By David Brodwin, American Sustainable Business Council
The Wells Fargo Bank scandal has been driven from the headlines by the presidential election next week, but like the Terminator, it will be back. Wells Fargo’s conduct in fraudulently opening two million retail bank accounts was so foul that both political parties felt compelled to join in castigating the company and its CEO John Stumpf. Stumpf soon resigned; even his offer to disgorge $41 million in pay was not enough to save his job.
While all eyes are on the election, Democrats and Republicans skirmish over the lessons that the public will draw from Wells Fargo. They’re fighting over whether the event will lead people to think that regulations are too strong, or not strong enough. And they will fight over what kind of punishments are needed to deter further corporate crime on this scale.

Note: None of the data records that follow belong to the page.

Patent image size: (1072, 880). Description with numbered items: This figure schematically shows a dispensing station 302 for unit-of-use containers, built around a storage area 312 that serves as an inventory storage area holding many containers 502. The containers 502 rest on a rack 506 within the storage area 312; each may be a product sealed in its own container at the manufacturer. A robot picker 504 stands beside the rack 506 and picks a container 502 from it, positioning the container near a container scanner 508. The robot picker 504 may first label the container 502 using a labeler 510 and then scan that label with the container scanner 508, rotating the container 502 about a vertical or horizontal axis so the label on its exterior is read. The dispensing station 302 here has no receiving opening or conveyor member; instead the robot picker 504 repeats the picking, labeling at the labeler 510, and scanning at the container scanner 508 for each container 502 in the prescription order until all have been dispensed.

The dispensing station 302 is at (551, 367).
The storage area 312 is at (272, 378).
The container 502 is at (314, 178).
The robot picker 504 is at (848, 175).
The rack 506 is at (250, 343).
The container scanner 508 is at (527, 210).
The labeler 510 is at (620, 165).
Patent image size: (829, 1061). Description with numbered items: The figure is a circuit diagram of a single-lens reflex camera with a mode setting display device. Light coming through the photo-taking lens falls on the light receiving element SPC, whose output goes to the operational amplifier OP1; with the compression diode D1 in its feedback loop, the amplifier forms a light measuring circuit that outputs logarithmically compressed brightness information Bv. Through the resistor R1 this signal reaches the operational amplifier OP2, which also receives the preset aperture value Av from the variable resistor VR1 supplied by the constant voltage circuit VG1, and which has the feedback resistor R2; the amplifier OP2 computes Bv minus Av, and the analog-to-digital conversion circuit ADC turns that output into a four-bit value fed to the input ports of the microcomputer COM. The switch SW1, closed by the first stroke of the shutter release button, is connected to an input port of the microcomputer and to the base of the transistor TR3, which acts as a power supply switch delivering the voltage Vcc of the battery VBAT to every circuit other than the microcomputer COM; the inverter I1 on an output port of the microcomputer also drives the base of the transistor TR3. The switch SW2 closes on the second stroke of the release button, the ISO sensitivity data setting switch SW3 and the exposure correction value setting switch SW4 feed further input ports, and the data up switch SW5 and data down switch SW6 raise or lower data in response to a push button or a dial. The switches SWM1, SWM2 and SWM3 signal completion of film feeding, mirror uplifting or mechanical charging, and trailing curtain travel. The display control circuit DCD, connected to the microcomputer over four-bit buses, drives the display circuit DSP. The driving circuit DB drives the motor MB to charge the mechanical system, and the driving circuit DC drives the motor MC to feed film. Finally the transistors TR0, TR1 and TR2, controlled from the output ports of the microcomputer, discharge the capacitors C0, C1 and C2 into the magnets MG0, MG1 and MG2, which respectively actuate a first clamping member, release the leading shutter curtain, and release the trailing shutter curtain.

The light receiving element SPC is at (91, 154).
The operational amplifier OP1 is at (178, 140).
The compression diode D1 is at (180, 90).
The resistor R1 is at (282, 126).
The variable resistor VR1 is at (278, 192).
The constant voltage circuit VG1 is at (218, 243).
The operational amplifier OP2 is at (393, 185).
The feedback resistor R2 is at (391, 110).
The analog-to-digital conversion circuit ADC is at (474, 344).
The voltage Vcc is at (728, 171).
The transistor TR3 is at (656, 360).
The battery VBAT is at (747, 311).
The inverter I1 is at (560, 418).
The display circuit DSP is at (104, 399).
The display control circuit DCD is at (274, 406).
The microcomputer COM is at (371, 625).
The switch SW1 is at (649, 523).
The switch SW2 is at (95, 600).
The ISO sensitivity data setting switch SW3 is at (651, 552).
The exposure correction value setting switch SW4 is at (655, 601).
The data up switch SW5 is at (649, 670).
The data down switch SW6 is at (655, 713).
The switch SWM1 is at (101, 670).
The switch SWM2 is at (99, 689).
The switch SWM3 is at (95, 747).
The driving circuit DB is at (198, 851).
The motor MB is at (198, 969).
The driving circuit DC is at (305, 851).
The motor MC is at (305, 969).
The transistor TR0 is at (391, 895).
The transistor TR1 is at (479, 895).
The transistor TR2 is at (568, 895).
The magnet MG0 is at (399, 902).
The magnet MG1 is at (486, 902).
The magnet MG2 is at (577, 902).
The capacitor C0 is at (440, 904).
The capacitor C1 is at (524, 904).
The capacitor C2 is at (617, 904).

Is the CFPB a hero or villain? The Consumer Financial Protection Bureau, or CFPB, is at the center of the fight. Established in response to the 2007-08 financial crisis, the CFPB protects consumers from fraudulent financial firms and abusive products and services. Democrats pushed for its creation, while Republicans tried to kill it and, failing that, to limit its powers.
The CFPB was one of the first government entities to dig into the mess at Wells, and it ultimately fined the bank $100 million. Yet Rep. Jeb Hensarling (R-TX) – who has long sought to cripple the CFPB – faulted it for not moving more quickly and aggressively and argued for restricting it even further. “Hensarling reminds me of the kid who kills his parents and then wants to collect orphan benefits,” said Sen. Sherrod Brown (D-Ohio) recently.
To jail or not to jail? The Wells Fargo case is going to bring new attention to what punishments and sanctions are needed to deter corporate crime. Notwithstanding the catastrophe of 2007-08, the SEC and other federal entities have not brought criminal charges against senior executives in the largest financial institutions involved. The reasons for “too big to jail” have been extensively documented, yet the root causes for this massive failure to prosecute remain unaddressed.
But the Wells Fargo case stands as a testament that the kid gloves treatment is not enough. And in response, some commentators have stepped forward to persuade us that jail is never the answer. For example, Adrian Wooldridge writes the usually-sensible “Schumpeter” column for the economics. He tells us that “we should resist the temptation to single people out for harsh punishment simply because they are rich and successful.” Apparently he sees no difference between a brilliant entrepreneur like Bill Gates using too much computer time while he was an undergraduate at Harvard, and John Stumpf creating a business incentive system that led to two million fraudulent accounts.
Prosecute the corporation or its leaders? A crucial question in all this is whether sanctions should target the corporation as a whole or the people who lead it. It’s tempting to say the corporation should be the target (and this has been the SEC’s tendency in recent years) because in most major failures of this kind the problem is systemic rather than individual.
But an approach that targets the corporation and spares the leaders is hard to get right. The penalties must be big enough to sting, yet not so big as to destroy the business. If penalties are too low, the corporation considers them a wrist slap, just part of the cost of doing business. If the penalties are too high, a corporation gets crushed, employees lose jobs and shareholders lose their savings. The best example is Arthur Andersen – a mostly honest and well-run firm that was destroyed by a small handful of partners doing faulty auditing at Enron and WorldCom.
To solve this problem, perhaps penalties could be tied to a percent of the amount of income earned while a fraud was in progress, or to the amount of stock appreciation that occurred during the period.
Are boards and CEOs sufficiently accountable to investor’s pain? Even if financial penalties were improved so they inflict enough (but not too much) pain on investors, other problems remain. Sadly, investors don’t actually have that much control over the directors and senior executives who nominally represent them. Elections for boards of directors heavily favor incumbents and their hand-picked replacements. A competitive board election is extremely rare; it almost never happens unless an activist investor wields a big block of stock.
Similarly, investors have no way to punish CEOs in the wallet for destroying value through corporate mischief. The “Say on Pay” resolutions established under Dodd-Frank are largely nonbinding. Even if a corporation is successfully prosecuted for fraud or other wrong-doing, and even if the penalties are properly calibrated, it’s by no means clear that the shareholders can toss the execs who led the wrong-doing or the board members who let it go unchallenged.
It won’t be easy to upgrade the regulator and criminal justice system to stop what just happened at Wells Fargo. But realistically, sanctions against corporations rather than individuals will not do the job without major improvements in CEOs and director accountability. Until then, we still need deterrence at the individual level.